In July, the Food and Drug Administration issued a warning about serious complications associated with the use of surgical mesh in gynecological surgical procedures. Based on 1,500 reported complications between 2008 and 2010, the letter advised surgeons to consider the risks of using mesh and recommended that patients be fully informed of potential complications. The mesh was approved for use 10 years ago and has been placed in thousands of women. Complications include perforation of the intestine, hemorrhage and death. Still more disconcerting, the FDA warning points out it is not clear that surgery with surgical mesh is any more effective than alternative procedures without mesh, and use of it may expose patients to greater risks, including impairment of quality of life and the possibility for multiple surgeries to remove it. Furthermore, they warn it may not be possible to remove the mesh entirely and complications may never be completely resolved.
The FDA summarizes the adverse events reported through its Manufacturer and User Device Experience database as well as from peer-reviewed literature. This warning ends with the recognition that rigorous comparative effectiveness research is now essential to prove product safety and efficacy.
It was as a result of a spate of public health disasters associated with a few new drugs and medical devices in the 1970s that public attention was focused on the potential for these kinds of problems. At that time, laws were passed to protect the public. In the 1990s Congress enacted additional regulations to the original statutes.
This is hard to believe, but the standard for approval of medical devices is safety and effectiveness, which is interpreted to mean a new device is equivalent to a previously-approved device. The implicit assumption is if a new device is equivalent to a previously-approved similar device, it will be as safe and effective as that one. Recently, on several occasions, the FDA and the courts disagreed with that assumption, which is at the very least confusing. However, we have a system in which a new device can enter the market because it is substantially equivalent to another device that may have been approved only because (again) its manufacturer showed it was substantially equivalent to yet another previously-approved device. This could and may already have resulted in a cascade of approvals going back to devices that might never have been assessed for safety or effectiveness. To top it off, a new device without any single product to which it is similar can be cleared by having various characteristics that are equivalent to individual traits of two, three or more different previously cleared devices and those devices do not even have to have been marketed! In this case, there may be no real-world experience to provide a basis for assessing safety or effectiveness.

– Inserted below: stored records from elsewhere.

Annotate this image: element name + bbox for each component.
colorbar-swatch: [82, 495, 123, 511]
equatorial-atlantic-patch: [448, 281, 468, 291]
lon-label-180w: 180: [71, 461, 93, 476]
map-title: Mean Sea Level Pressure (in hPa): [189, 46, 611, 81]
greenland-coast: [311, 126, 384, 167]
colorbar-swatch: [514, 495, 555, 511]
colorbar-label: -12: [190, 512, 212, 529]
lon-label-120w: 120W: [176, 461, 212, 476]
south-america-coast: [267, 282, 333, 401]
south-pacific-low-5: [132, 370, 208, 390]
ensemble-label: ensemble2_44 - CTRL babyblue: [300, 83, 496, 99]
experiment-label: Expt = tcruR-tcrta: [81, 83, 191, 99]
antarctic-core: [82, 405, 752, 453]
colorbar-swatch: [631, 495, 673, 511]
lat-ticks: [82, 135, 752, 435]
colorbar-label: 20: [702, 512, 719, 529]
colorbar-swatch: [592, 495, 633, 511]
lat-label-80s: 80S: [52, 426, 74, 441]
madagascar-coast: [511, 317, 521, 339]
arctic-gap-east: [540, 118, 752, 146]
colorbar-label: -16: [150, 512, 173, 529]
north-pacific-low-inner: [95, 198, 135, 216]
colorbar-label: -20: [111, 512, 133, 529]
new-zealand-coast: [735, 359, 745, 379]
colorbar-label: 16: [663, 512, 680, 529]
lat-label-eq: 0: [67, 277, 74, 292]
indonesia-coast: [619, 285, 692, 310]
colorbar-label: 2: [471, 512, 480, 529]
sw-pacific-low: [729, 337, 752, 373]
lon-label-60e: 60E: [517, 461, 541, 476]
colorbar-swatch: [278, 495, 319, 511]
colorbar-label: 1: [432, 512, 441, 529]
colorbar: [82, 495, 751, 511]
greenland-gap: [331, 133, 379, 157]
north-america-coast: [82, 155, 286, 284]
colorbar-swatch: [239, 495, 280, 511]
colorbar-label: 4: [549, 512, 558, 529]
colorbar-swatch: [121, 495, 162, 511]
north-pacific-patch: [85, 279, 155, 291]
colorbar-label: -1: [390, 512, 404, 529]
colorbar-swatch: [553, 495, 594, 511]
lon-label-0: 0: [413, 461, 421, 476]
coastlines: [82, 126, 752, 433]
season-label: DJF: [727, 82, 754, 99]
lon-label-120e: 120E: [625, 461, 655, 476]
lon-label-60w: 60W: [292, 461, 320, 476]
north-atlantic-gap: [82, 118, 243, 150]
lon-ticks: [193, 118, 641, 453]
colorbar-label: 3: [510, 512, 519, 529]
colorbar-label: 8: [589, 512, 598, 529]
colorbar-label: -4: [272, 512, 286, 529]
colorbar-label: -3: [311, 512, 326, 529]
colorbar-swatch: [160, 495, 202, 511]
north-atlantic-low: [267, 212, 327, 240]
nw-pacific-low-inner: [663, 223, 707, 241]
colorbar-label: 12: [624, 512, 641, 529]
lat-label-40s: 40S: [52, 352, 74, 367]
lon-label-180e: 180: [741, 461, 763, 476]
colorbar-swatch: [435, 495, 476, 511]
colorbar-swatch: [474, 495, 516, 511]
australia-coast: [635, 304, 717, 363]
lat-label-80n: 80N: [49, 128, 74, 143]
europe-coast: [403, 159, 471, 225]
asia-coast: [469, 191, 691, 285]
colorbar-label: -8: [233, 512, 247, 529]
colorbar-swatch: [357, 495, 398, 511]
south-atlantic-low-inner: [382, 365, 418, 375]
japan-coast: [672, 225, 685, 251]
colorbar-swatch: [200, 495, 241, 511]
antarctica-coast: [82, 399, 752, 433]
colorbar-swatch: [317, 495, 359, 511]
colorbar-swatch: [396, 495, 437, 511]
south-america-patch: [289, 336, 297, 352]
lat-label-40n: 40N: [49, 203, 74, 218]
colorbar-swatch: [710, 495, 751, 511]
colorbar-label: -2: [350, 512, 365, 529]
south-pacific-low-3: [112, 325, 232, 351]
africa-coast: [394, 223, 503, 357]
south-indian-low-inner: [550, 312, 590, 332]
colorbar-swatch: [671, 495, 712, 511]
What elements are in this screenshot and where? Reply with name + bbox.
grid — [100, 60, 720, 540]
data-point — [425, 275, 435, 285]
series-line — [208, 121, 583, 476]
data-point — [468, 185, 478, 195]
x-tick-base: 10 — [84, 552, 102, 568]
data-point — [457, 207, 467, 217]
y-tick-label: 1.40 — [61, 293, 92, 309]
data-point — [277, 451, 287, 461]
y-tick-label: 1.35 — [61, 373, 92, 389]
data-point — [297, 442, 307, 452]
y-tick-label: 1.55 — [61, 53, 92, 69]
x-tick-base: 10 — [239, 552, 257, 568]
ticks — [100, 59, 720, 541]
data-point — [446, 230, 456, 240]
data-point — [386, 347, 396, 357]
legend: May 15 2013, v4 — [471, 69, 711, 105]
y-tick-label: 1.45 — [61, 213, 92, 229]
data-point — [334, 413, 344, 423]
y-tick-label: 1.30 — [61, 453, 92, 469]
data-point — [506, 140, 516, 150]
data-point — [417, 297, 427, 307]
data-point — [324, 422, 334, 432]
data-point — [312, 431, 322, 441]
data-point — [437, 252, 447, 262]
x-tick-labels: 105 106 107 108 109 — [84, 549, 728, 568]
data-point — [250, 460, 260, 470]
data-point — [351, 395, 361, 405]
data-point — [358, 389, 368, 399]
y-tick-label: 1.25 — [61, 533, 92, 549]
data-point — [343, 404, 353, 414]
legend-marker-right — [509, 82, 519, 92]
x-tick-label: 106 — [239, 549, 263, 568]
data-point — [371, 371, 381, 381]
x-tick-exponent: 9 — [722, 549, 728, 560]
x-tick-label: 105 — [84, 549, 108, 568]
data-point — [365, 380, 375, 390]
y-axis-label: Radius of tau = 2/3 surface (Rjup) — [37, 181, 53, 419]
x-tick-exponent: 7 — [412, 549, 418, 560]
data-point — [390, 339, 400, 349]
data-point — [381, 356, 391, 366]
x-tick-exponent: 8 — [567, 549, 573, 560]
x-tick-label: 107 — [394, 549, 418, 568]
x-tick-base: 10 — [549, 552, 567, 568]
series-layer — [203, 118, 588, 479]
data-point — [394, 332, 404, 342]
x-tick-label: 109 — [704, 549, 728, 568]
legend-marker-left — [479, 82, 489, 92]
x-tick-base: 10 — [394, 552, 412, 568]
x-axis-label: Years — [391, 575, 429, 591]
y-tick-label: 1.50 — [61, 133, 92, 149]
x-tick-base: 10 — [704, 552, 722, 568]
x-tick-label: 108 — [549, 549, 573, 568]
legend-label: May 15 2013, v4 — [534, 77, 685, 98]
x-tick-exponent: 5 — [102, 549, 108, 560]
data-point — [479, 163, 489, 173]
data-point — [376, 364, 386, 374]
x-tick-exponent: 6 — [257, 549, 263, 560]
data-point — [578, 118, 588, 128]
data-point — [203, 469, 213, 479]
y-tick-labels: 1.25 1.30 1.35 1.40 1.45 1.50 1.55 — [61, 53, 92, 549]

Recently, a committee of the FDA decided this house of cards should be replaced with an integrated, pre-marketing and post-marketing regulatory process where a database is created to permit ongoing evaluation of the safety and effectiveness of a device. The experience with the use of surgical mesh in gyn surgery demonstrates that the only hope for capturing the information needed to maximize the likelihood of uncovering significant risk of serious complications quickly is rigorous post-marketing surveillance. The realization that such a program is sorely needed for all devices and drugs led the FDA to establish the new Risk Evaluation and Mitigation Strategies, REMS.
Recognizing that 90 percent of adverse drug reactions go unreported and that such events reported by physicians is the primary way drug safety is monitored in the U.S. by the FDA, the Physicians Desk Reference network, which is an organization that is a link between physicians and drug manufacturers, has established a mechanism to report such events that is a simple, free online service for reporting adverse drug events -- https://www.rxevent.org/.
As a reaction to the thousands of lives damaged or ended and billions of dollars spent as a result of widely-used, unproven methods and with the acknowledgment that so much of medicine is based on subjective and highly idiosyncratic interpretations of treatment responses, the journal Evidence-Based Medicine (http://ebm.bmj.com/) was founded in 1995 as part of the British Medical Journal group. Evidence-Based Medicine systematically searches a wide range of medical journals, applying strict criteria for the validity of research. Experts critically review the most clinically-relevant articles and summarize them, including commentary on their clinical applicability.
Effective regulation is in its infancy.